Modification of a Final
And Executory Judgment
In support of its first argument,
petitioner contends that once a judgment becomes final and executory, it
becomes immutable and unalterable, thus the CTA erred in changing the tenor of
its June 15, 1992 decision by ordering it to instead pay the value of the goods.[14]
We
disagree.
Indeed, the general rule is that once
a decision becomes final and executory, it cannot be altered or modified.
However, this rule is not absolute. In some cases,[15] we held
that where facts or events transpire after a decision has become executory,
which facts constitute a supervening cause rendering the final judgment unenforceable,
said judgment may be modified. Also, a final judgment may be altered when its
execution becomes impossible or unjust.
In the case at bar, parties do not
dispute the fact that after the June 15, 1992 CTA decision became final and
executory, respondent’s goods were inexplicably lost while under the BOC’s custody.

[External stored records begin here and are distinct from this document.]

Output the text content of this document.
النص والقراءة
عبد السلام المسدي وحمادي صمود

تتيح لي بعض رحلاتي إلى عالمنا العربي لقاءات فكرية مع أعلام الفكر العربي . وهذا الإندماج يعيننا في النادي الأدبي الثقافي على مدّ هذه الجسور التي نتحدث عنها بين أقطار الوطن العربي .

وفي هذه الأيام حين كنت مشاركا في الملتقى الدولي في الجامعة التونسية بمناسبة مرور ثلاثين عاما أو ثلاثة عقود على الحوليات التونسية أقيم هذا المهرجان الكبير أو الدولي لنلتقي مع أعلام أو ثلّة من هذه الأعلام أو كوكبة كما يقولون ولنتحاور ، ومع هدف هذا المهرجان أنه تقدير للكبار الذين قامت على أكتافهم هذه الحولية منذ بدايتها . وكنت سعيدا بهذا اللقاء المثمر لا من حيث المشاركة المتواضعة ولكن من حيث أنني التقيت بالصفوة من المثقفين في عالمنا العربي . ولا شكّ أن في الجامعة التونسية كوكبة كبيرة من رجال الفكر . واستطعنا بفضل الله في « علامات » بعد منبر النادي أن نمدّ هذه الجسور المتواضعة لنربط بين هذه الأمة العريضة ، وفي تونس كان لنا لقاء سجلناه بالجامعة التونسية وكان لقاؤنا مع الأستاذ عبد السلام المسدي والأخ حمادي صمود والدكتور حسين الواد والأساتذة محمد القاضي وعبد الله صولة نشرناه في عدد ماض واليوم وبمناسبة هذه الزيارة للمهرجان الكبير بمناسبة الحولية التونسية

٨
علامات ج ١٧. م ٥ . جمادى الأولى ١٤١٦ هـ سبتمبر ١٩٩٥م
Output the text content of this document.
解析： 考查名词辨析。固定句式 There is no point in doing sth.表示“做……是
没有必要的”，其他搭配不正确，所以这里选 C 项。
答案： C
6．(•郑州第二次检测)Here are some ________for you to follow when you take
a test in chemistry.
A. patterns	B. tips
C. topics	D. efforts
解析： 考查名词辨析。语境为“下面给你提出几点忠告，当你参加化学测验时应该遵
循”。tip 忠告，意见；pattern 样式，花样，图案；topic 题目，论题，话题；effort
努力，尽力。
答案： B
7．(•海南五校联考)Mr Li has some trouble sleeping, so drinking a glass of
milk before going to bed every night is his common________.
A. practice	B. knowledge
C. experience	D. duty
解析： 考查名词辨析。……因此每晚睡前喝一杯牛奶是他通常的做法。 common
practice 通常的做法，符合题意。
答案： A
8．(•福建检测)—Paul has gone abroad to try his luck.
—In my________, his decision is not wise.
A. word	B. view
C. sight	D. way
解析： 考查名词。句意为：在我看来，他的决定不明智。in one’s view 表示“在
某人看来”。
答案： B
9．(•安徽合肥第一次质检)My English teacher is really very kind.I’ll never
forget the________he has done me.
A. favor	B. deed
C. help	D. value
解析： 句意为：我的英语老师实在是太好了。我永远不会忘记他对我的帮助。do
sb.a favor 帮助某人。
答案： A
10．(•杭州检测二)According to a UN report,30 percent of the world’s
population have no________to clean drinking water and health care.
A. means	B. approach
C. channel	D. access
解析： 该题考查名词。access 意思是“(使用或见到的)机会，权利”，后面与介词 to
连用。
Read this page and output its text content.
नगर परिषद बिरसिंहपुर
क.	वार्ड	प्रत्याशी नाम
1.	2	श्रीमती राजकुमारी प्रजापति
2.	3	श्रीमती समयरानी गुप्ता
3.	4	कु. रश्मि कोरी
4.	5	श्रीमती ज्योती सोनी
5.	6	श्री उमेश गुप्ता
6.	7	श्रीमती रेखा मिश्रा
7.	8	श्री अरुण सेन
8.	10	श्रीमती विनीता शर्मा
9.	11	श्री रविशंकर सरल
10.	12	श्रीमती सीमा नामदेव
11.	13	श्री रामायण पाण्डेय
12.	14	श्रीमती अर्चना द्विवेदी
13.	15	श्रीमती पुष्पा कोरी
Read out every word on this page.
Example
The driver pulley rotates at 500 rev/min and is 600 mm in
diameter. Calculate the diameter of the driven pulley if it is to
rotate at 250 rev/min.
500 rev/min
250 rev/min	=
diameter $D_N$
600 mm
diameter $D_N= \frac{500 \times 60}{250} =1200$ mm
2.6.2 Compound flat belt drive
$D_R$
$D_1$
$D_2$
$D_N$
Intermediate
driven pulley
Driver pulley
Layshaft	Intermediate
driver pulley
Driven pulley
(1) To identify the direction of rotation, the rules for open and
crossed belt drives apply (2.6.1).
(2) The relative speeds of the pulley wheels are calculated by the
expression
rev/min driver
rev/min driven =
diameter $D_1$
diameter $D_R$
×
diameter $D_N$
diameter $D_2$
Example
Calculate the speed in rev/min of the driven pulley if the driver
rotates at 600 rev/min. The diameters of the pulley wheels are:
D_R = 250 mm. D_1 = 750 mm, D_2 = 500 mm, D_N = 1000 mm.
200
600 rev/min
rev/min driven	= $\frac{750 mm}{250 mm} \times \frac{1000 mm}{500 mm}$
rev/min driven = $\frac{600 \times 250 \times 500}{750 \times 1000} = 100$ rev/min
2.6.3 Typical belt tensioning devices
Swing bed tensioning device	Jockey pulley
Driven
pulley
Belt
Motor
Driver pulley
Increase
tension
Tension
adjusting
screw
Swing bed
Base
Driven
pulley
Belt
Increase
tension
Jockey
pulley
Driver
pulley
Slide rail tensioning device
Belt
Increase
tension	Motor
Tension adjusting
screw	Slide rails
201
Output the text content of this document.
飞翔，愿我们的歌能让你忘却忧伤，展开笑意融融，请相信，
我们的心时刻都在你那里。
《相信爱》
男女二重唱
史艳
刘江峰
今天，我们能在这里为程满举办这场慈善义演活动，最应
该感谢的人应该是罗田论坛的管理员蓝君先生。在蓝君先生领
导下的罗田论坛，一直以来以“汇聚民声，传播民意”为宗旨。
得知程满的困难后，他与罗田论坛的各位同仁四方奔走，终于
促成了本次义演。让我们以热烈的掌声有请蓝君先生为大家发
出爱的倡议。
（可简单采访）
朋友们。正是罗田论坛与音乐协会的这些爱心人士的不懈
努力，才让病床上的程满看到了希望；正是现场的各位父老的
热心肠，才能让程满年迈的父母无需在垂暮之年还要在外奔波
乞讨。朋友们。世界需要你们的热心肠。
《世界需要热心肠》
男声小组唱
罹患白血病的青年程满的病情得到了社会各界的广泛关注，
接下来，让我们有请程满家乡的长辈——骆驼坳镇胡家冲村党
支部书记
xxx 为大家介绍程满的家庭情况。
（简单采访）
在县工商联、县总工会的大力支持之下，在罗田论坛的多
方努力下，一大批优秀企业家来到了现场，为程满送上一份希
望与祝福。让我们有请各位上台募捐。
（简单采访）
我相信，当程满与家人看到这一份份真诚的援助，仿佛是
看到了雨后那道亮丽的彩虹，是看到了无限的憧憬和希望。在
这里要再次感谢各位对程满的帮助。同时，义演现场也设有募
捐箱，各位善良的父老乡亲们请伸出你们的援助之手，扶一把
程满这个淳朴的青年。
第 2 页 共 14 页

Certainly, this fact presented a supervening event warranting the modification
of the CTA decision. Even if the CTA had maintained its original decision, still
petitioner would have been unable to comply with it for the obvious reason that
there was nothing more to deliver to respondent.
Laches Did Not Set in to Frustrate Respondent’s Petition to Revive The June 15,
1992 CTA Decision
Regarding petitioner’s second
argument, we hold that it cannot impugn respondent’s claim on the basis of laches.
Laches is the failure or negligence to assert a right within a reasonable time,
giving rise to a presumption that a party has abandoned it or declined to
assert it.[16]
It is not a mere question of lapse or passage of time but is principally a
question of the inequity or unfairness of permitting a right or claim to be
asserted.[17]
It is clear from the records that
respondent was not guilty of negligence or omission. Neither did it abandon its claim against petitioner.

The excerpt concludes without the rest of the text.